Well, then: Were all the donations meant to put forth a kinder, gentler image of Carell in the local public eye? He was offended at the notion his detractors might take such a cynical view. "I can stand their criticism, but if they thought I did it for material purposes, that would be totally unjust. I'd fight over that one," he said. "I'm not going to buy anybody's support. I might give to the politician for that purpose" — Federal Election Commission records show that Carell family members gave at least $125,000 to candidates for federal office between 1992 and 2000, in roughly equal amounts to Democrats and Republicans alike—"but as far as the hospital or school or churches, absolutely not. What we do in that area is our responsibility. It's totally our choice, and we do it because we think we've been fortunate and we ought to share."

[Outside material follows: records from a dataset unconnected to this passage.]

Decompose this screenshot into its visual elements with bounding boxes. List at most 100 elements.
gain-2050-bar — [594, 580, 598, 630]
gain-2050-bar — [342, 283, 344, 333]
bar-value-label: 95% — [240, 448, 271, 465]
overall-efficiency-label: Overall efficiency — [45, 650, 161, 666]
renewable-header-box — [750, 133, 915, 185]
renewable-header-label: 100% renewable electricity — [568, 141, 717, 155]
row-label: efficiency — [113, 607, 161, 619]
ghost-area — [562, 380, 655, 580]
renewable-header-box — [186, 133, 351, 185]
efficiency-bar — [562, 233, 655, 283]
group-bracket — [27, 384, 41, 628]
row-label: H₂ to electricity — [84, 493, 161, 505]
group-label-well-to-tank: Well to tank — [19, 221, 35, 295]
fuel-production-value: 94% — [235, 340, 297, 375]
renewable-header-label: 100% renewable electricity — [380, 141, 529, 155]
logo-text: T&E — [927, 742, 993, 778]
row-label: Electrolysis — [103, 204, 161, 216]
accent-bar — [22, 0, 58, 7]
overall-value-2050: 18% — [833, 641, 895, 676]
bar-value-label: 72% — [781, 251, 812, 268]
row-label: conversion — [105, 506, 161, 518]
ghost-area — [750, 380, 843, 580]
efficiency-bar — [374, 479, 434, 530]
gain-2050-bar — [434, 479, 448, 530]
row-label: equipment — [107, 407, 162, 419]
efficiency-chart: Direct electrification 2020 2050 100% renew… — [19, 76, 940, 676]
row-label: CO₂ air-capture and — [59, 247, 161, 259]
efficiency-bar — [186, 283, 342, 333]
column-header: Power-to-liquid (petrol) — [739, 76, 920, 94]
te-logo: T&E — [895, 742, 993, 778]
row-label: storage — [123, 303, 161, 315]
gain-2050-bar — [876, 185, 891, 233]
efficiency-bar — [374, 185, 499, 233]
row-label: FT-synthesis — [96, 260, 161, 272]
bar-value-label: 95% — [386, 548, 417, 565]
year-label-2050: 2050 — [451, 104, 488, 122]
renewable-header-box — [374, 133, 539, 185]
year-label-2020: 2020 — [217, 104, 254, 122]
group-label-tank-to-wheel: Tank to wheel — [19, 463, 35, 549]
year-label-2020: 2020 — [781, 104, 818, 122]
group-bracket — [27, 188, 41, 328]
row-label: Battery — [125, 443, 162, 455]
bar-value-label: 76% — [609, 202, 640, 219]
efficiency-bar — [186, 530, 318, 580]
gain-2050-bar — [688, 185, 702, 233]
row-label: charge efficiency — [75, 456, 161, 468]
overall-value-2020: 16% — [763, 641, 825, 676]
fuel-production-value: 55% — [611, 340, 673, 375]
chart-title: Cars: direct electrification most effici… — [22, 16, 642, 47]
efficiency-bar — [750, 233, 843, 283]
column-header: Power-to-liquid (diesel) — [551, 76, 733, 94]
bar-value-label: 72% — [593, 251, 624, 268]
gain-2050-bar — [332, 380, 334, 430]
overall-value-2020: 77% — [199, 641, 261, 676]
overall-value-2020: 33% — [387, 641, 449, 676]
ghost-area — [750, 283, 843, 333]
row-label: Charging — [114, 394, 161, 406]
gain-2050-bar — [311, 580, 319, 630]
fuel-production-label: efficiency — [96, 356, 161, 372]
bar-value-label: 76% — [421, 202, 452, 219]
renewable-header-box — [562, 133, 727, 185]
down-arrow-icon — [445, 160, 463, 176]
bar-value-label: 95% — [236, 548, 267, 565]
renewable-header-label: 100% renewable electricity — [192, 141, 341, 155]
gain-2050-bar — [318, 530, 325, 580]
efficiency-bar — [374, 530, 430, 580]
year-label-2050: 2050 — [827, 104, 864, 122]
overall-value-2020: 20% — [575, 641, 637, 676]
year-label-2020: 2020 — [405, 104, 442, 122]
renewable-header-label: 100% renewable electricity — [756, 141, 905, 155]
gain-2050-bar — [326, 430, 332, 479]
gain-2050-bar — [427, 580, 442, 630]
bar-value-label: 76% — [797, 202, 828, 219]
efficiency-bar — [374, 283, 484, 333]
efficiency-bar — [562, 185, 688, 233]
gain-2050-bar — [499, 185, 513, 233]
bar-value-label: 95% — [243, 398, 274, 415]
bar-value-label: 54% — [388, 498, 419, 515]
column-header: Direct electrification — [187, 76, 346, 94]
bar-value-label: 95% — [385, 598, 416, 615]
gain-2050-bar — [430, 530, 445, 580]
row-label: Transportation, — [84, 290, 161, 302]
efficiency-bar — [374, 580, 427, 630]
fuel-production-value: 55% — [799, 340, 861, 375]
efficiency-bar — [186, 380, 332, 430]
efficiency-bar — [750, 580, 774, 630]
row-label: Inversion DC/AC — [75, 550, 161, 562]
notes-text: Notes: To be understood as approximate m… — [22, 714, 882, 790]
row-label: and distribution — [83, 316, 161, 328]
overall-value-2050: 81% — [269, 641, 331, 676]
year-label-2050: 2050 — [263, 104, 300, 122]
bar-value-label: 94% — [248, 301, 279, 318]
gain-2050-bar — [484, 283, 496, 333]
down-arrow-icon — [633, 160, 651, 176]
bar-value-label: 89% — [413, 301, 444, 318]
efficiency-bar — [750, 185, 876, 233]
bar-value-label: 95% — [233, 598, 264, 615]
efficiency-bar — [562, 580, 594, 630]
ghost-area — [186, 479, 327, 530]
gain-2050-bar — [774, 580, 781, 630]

It's not as though these were hard times—not for most Nashvillians, and certainly not for most of the commercial class. There were losers among the corporate winners, to be sure, but their sad fates could generally be explained away as unrepresentative of the overall economy. Service Merchandise Co., which had its roots in the now-extinct culture of small-town Jewish merchants in the South, and which grew to become one of the nation's major catalog and showroom retailers, was now in bankruptcy after years of fruitless attempts to adjust to the fickle tastes of shoppers. Pioneering restaurant chain Shoney's Inc., whose unpretentious offerings were a part of the fabric of life for a generation of diners in Nashville and beyond, had lost its footing. Every few months seemed to bring more bad news for Shoney's, continuing a downward financial spiral that had lasted for most of a decade.

Some of the more ambitious publicly held companies in town,especially in health care, were finding that the basic assumptions behind their business plans did not fully hold up to investor scrutiny. Would-be prison-management giant Corrections Corp. of America faced similar problems as investors lost faith in its mission. CCA and health care companies Phycor, American Healthcorp (now American Healthways) and ClinTrials Research, all based at Nashville's Burton Hills office park, had each been Wall Street darlings at moments in the 1990s. Money manager Jon Shayne, also located in Burton Hills, dubbed the office complex "High-P/E Plaza" in honor of these companies' lofty market valuations. By May 2000, Phycor had swooned from a high of $41 a share to 44 cents, while ClinTrials had dropped from $50 to $3, and the others had followed similar trajectories. The collective price/earnings ratio at Burton Hills had reached a level closer to market norms.

Still, the misfortunes of these and other local businesses, including much of the music industry, which was facing crises of confidence and cash flow after years of robust growth, could not dampen the overall euphoria of the Nashville marketplace.